Dukungan terhadap Gerakan Kebaya Goes to UNESCO bisa disampaikan lewat foto diri saat berkebaya dan diunggah di laman tradisikebaya.id. Gerakan itu berlangsung sejak 9 Agustus 2022 hingga 9 Desember 2022.
Advertisement
Gelar Parade Kebaya di Luar Negeri
Sementara itu, sekitar 200 perempuan di wilayah Washington D.C dan sekitarnya ikut meramaikan parade “Cantik Berkebaya" di kawasan National Mall, pusat kota Washington DC (07/08/2022).
Kegiatan ini merupakan bentuk dukungan KBRI Washington D.C bersama masyarakat dan diaspora Indonesia terhadap upaya pendaftaran kebaya sebagai Warisan Tak Benda (Intangible Heritage) UNESCO.
Ketua Dharma Wanita Persatuan (DWP) KBRI Washington, D.C., Ayu Heni Rosan menyampaikan tujuan dari kegiatan ini.

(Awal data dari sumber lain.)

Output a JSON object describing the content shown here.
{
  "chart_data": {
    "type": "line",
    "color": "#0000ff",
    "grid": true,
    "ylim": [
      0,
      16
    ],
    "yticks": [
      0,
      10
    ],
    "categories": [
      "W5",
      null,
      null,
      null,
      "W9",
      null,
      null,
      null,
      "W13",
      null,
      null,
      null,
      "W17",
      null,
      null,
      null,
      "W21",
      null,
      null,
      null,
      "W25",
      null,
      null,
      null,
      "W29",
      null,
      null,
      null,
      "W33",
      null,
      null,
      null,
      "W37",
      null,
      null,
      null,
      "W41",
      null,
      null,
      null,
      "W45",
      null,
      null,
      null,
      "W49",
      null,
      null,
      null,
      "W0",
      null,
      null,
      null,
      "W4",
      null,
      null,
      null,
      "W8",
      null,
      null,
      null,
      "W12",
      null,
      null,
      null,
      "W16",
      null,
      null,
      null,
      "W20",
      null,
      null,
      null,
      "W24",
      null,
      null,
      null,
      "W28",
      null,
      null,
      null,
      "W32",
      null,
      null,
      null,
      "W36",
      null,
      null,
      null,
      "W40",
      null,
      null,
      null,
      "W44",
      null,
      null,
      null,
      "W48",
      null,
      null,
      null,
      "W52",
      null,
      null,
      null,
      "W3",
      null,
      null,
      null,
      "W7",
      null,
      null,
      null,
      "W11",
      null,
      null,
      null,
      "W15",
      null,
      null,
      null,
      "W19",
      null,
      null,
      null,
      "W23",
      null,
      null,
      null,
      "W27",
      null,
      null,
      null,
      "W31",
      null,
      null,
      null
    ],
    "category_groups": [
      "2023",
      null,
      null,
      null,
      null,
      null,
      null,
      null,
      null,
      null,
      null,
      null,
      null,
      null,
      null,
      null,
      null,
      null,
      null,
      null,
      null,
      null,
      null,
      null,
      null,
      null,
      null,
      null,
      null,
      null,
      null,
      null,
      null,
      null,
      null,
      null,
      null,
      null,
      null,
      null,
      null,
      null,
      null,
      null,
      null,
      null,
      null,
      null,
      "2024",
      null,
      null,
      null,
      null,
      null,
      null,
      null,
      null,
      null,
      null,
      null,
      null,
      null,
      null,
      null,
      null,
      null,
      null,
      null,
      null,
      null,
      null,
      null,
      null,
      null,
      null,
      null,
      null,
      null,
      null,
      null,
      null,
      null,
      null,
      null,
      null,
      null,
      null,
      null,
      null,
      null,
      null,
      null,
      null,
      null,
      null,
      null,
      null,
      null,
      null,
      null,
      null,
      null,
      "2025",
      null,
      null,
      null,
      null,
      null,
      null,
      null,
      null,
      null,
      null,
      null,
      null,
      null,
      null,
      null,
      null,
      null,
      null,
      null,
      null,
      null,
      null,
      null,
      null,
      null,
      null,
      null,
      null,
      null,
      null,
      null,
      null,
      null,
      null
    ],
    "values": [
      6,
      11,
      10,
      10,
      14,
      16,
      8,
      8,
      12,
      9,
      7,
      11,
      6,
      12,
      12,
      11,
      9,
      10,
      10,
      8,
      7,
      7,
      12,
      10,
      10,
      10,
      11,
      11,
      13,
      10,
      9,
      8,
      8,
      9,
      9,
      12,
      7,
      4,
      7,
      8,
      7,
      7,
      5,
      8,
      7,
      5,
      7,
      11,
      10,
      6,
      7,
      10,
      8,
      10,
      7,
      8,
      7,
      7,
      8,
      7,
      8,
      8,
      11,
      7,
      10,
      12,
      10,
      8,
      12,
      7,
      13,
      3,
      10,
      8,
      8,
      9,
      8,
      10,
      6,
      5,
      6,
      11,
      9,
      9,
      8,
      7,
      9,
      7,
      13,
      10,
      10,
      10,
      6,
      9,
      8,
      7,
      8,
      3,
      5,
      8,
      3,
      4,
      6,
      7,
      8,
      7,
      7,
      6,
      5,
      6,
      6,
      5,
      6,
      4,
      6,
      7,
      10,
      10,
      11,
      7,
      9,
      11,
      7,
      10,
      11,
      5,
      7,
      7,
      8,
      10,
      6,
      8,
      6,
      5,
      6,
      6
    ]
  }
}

“Kebaya adalah warisan budaya dari leluhur kita yang wajib dilestarikan. Melalui kegiatan ini, para perempuan dan diaspora Indonesia yang tinggal di Amerika Serikat telah menunjukkan peran dan kontribusinya secara nyata terhadap gerakan Kebaya Goes to UNESCO. Kami juga akan terus menggiatkan upaya promosi kebaya sebagai busana khas Indonesia agar lebih dikenal oleh publik AS," ucap Ayu.
Peserta dengan antusias berjalan dari depan Smithsonian Castle menuju salah satu lokasi yang merupakan ikon dari ibu kota AS yaitu Reflection Pool Gedung Capitol sambil menyanyikan lagu-lagu Indonesia. Peserta dengan antusias memamerkan warna-warni kebaya baik yang dikenakan secara pakem klasik maupun modern.
Salah satu peserta yang telah tinggal selama 15 tahun di AS yaitu Sapna Pandit, mengungkapkan dukungannya atas kegiatan ini.
“Acara ini sangat bagus untuk mempromosikan budaya Indonesia di mata dunia," ujarnya.
Sapna menambahkan, melestarikan kebaya dapat dilakukan dalam kegiatan sehari-hari. “Dengan atasan kebaya, kita bisa padukan dengan jeans, rok, atau dimodifikasi dengan scarf (selendang)," ujar Sapna.
Untuk menambah semarak pesta berkebaya ini, masyarakat Indonesia di AS juga antusias ikut serta dalam kompetisi pembuatan konten kreatif melalui aplikasi TikTok yang diadakan oleh DWP KBRI Washington DC. Peserta dari berbagai kalangan usia dengan semangat meramaikan kompetisi ini, yang dapat dilihat di aplikasi TikTok dengan tagar #kebayaindc.
Pagelaran parade “Cantik Berkebaya" ini melibatkan komunitas budaya Indonesia di Washington DC dan sekitarnya yang jumlahnya mencapai 30 komunitas.